– Вот доживем до утра, а там посмотрим, – пожал плечами Скурата, но будто на всякий случай начал собирать по снегу рассыпанный тут и там хворост.

– Подумать надо загодя, – возразила Млада. – Возьмем факелы, да и пойдём в сторону лагеря. Может, такого огня хватит, чтобы от них отмахиваться.

– Идти-то далече. Особенно без лошадей, – глянул вдаль Ерут.

– Можешь остаться здесь, если эти твари тебе милей. Мало они тебя приласкали?

Кметь скривился, покосившись на свою руку.

Больше разговаривать ни у кого охоты не появилось. Так они и просидели до самого утра, озираясь и прислушиваясь. Время от времени кто-нибудь подкидывал в огонь новые ветки, а если их не хватило бы, на дрова пустили бы и то бревно, на котором все устроились. Волот так и не вернулся, но о том, чтобы его искать, больше никто и не заикался. Кумекать долго не надо, чтобы понять, что на этот раз он сгинул насовсем.
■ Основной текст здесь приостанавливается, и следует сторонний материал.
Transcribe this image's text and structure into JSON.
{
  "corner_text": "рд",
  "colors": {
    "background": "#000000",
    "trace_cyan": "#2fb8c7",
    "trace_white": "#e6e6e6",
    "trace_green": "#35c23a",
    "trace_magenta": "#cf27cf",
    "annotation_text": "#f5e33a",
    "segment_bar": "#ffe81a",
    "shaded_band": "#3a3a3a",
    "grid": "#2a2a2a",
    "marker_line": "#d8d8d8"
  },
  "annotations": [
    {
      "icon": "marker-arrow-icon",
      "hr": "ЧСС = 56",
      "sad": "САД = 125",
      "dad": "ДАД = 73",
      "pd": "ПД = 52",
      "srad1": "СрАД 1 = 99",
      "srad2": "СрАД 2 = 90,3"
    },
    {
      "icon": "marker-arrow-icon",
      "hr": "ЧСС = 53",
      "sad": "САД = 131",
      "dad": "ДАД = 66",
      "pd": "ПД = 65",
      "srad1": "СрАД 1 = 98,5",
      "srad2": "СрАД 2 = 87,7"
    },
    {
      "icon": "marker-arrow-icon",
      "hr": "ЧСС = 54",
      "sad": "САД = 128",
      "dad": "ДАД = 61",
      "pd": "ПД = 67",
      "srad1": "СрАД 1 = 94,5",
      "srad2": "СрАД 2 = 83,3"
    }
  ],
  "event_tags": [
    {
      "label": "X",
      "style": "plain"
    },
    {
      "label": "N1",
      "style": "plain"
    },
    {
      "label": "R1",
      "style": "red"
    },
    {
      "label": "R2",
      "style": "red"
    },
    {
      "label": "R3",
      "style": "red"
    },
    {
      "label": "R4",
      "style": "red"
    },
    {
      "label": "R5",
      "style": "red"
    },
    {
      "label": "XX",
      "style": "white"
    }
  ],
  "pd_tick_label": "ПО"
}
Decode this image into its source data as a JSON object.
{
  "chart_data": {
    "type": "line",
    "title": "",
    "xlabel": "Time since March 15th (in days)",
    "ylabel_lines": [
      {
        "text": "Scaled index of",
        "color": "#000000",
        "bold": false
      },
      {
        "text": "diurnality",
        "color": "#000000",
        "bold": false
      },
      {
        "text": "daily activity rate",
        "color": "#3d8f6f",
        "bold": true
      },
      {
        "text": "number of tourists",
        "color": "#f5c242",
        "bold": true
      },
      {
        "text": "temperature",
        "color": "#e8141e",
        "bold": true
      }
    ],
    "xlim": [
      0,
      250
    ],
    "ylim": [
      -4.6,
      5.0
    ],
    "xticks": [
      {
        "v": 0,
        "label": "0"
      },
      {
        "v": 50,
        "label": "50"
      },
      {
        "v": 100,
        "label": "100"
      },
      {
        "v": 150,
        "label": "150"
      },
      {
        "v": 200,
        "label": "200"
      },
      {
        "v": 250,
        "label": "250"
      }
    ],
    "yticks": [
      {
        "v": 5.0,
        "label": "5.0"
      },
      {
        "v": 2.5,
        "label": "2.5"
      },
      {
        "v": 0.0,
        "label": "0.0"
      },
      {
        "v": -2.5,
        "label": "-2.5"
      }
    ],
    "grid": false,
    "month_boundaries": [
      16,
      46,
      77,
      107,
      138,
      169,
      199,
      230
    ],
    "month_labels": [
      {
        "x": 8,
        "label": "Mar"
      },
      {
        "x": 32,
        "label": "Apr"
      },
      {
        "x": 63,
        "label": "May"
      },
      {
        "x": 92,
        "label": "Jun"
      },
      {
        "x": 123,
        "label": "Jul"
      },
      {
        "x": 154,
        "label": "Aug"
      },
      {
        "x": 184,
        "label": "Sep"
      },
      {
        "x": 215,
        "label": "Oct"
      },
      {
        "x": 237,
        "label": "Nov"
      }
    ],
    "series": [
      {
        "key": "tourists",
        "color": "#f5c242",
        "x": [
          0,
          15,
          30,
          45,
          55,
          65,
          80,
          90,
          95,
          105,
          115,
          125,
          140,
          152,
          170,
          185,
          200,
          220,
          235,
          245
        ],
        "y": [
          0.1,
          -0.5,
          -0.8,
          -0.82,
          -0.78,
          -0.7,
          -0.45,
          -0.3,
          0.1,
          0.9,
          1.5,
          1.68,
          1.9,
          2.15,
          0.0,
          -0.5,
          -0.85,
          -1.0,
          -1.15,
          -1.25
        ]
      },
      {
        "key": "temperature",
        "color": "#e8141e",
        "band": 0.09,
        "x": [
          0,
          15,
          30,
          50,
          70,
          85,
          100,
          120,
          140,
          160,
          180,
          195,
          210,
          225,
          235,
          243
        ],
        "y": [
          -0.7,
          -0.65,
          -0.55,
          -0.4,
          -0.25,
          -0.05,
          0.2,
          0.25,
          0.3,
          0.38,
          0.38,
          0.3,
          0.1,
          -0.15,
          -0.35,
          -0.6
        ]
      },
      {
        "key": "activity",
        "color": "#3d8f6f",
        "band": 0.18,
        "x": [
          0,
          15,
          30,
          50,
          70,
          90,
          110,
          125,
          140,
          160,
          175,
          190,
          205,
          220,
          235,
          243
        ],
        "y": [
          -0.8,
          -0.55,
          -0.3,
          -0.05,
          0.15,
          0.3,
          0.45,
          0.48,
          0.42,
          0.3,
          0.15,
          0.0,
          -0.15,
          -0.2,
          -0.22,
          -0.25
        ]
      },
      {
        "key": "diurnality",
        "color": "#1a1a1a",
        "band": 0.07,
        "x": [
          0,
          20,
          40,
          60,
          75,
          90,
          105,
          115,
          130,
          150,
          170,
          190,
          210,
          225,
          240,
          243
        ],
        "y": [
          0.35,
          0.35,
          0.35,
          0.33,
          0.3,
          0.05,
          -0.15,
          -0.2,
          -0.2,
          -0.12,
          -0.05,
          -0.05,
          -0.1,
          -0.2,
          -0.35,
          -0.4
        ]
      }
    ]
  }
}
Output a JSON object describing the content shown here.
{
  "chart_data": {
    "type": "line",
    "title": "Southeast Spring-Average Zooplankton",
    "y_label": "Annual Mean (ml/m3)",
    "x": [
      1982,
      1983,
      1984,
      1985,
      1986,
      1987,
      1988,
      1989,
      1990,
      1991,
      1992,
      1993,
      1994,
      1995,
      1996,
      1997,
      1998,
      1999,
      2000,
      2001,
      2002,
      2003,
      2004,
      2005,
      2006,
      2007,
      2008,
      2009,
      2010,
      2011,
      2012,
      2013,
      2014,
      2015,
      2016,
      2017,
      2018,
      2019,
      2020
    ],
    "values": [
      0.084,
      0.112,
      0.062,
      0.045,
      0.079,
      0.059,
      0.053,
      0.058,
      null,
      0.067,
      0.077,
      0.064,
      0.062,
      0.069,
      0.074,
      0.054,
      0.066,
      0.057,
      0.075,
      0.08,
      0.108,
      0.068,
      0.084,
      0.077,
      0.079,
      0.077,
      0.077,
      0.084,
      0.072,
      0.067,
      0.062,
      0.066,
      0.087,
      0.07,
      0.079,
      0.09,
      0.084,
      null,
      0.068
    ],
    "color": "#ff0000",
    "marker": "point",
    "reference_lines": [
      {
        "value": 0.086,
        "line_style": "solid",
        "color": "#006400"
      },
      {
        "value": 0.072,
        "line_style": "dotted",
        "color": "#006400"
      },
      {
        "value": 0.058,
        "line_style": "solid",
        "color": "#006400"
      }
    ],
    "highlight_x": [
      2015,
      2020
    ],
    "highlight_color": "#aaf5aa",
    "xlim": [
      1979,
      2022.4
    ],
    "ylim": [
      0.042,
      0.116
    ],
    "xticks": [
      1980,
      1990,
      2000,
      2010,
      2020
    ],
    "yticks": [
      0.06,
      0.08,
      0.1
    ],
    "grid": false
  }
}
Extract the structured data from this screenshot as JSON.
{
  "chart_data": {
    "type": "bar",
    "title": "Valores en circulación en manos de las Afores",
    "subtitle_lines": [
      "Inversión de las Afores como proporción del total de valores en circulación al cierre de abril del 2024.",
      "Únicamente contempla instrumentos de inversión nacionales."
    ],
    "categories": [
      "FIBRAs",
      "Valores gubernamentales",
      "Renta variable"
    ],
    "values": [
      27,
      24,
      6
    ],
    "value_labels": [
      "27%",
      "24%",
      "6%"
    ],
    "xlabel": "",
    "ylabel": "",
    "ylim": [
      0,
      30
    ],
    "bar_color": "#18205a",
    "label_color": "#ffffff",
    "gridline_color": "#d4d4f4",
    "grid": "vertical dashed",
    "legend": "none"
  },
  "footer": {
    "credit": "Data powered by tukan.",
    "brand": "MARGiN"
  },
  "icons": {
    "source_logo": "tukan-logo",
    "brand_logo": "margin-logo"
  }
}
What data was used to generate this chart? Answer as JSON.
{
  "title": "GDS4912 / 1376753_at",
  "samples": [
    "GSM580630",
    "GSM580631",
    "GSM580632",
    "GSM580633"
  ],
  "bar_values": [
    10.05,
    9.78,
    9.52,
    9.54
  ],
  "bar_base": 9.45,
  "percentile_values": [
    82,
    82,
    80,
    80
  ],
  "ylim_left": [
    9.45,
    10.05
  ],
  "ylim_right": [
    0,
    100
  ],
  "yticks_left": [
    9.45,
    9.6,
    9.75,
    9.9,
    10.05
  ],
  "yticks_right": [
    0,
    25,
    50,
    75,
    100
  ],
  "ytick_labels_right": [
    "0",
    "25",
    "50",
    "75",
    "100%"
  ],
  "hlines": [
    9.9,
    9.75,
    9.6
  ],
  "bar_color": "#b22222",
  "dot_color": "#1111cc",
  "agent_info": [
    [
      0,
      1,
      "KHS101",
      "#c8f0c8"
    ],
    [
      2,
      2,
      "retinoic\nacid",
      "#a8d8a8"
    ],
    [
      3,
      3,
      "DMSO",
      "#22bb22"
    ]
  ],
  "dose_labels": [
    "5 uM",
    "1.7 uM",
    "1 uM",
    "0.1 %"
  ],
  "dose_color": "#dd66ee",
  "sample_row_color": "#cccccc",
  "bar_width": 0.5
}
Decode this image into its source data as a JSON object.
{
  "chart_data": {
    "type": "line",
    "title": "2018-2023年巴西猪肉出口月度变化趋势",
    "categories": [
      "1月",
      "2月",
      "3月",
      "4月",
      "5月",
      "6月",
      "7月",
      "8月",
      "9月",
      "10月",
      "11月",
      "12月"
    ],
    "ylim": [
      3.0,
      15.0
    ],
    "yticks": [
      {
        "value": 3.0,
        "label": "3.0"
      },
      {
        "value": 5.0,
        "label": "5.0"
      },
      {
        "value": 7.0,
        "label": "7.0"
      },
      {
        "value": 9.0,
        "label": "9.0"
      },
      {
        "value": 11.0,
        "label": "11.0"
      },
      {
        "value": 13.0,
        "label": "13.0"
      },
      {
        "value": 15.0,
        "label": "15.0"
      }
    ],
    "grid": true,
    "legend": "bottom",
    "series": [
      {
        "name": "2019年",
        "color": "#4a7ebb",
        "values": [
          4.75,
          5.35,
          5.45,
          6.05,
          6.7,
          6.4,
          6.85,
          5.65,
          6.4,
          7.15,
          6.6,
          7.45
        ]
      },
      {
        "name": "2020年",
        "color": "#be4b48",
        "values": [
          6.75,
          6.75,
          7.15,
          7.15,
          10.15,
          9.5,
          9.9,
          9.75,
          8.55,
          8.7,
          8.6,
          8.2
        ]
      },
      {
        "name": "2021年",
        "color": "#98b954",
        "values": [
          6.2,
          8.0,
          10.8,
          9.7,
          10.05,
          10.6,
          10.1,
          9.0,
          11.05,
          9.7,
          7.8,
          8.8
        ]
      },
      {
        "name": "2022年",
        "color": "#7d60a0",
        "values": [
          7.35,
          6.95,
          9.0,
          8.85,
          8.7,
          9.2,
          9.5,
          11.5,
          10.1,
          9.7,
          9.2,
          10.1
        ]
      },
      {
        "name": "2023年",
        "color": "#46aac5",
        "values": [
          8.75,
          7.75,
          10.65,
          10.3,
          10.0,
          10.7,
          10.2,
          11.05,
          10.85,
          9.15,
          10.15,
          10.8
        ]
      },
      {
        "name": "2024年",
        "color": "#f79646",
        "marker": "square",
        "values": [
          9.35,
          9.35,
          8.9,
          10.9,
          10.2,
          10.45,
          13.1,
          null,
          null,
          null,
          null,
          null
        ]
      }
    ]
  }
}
Морозные змеи близко не совались, но и не пропадали, изводили шуршанием и тихим полязгиванием ледяных туловищ. И, чудное дело, как только солнце начало подниматься над окоёмом, они будто бы сами по себе истаяли, растворились в потеплевшем воздухе.

Кмети облегченно вздохнули и начали собираться: сняли с сёдел погибших лошадей самые необходимые вещи, которые можно было бы унести на себе, нагрузили заплечные мешки и двинулись в путь. Млада напоследок лишь погладила по морде Янтаря, к которому успела крепко привыкнуть. Все помнили, с какой стороны пришли: коль не отклоняться и не забывать посматривать на солнце, то до лагеря войска можно было и к вечеру добраться. Метели ночью не случилось, а поэтому старые следы конских копыт хорошо виднелись в глубоком снегу.

Млада шла впереди, уже привычно вперив взгляд в тропу под ногами. Так и забудешь, как голову поднимать. Но почему-то казалось, что если она упустит из виду вереницу следов хоть на миг, то снова всё запутается. Может, ещё больше, чем раньше.

Так они шли до полудня и после, то забирая в гору, то спускаясь в низины. Млада сразу заметила, что широкая проторенная тропа, которую якобы оставила дружина, и которой держался отряд, когда вышел из лагеря, пропала – не осталось даже малого напоминания. Верно, то был морок, напущенный неведомо кем. Высказывать свои догадки вслух она не стала, чай кмети не дураки – сами всё уразумеют.

Когда день начал клониться к вечеру, на лицах парней проступила усталость – за всё время пути они толком не останавливались на отдых. Наконец Ерут оскользнулся на склоне и, не сумев удержаться, рухнул в снег прямо на больную руку, которую так и пытался отогреть за пазухой. Покрыв самыми низкими ругательствами лес, Лешего и всех его приспешников, он поднялся, опираясь на подставленный Скуратой локоть.

Пока кмети возились, Млада встала на вершине невысокого холма, куда они взбирались, кажется, все последние часы, и глянула вниз. Чёткая тропка от копыт, будто издеваясь, продолжала бежать дальше, насколько хватало взгляда, и обрывалась ровно у трупов лошадей, оставленных отрядом в ночном лагере. Даже отсюда можно было разглядеть проталины вокруг кострищ и почувствовать едва уловимый запах дымка.

Млада тихо застонала и закрыла глаза, надеясь, что дурной сон, где она будто бы блуждала уже слишком долго, наконец развеется. Но нет. Всё повторялось точь-в-точь как накануне.

– Что там? – тяжело дыша, спросил Олан, а, проследив за её взглядом, глупо хохотнул и уселся в снег прямо на том месте, где стоял. – Этого не может быть…

Следом поднялись и Скурата с Ерутом. Они просто промолчали – да и что тут скажешь? Впору вешаться.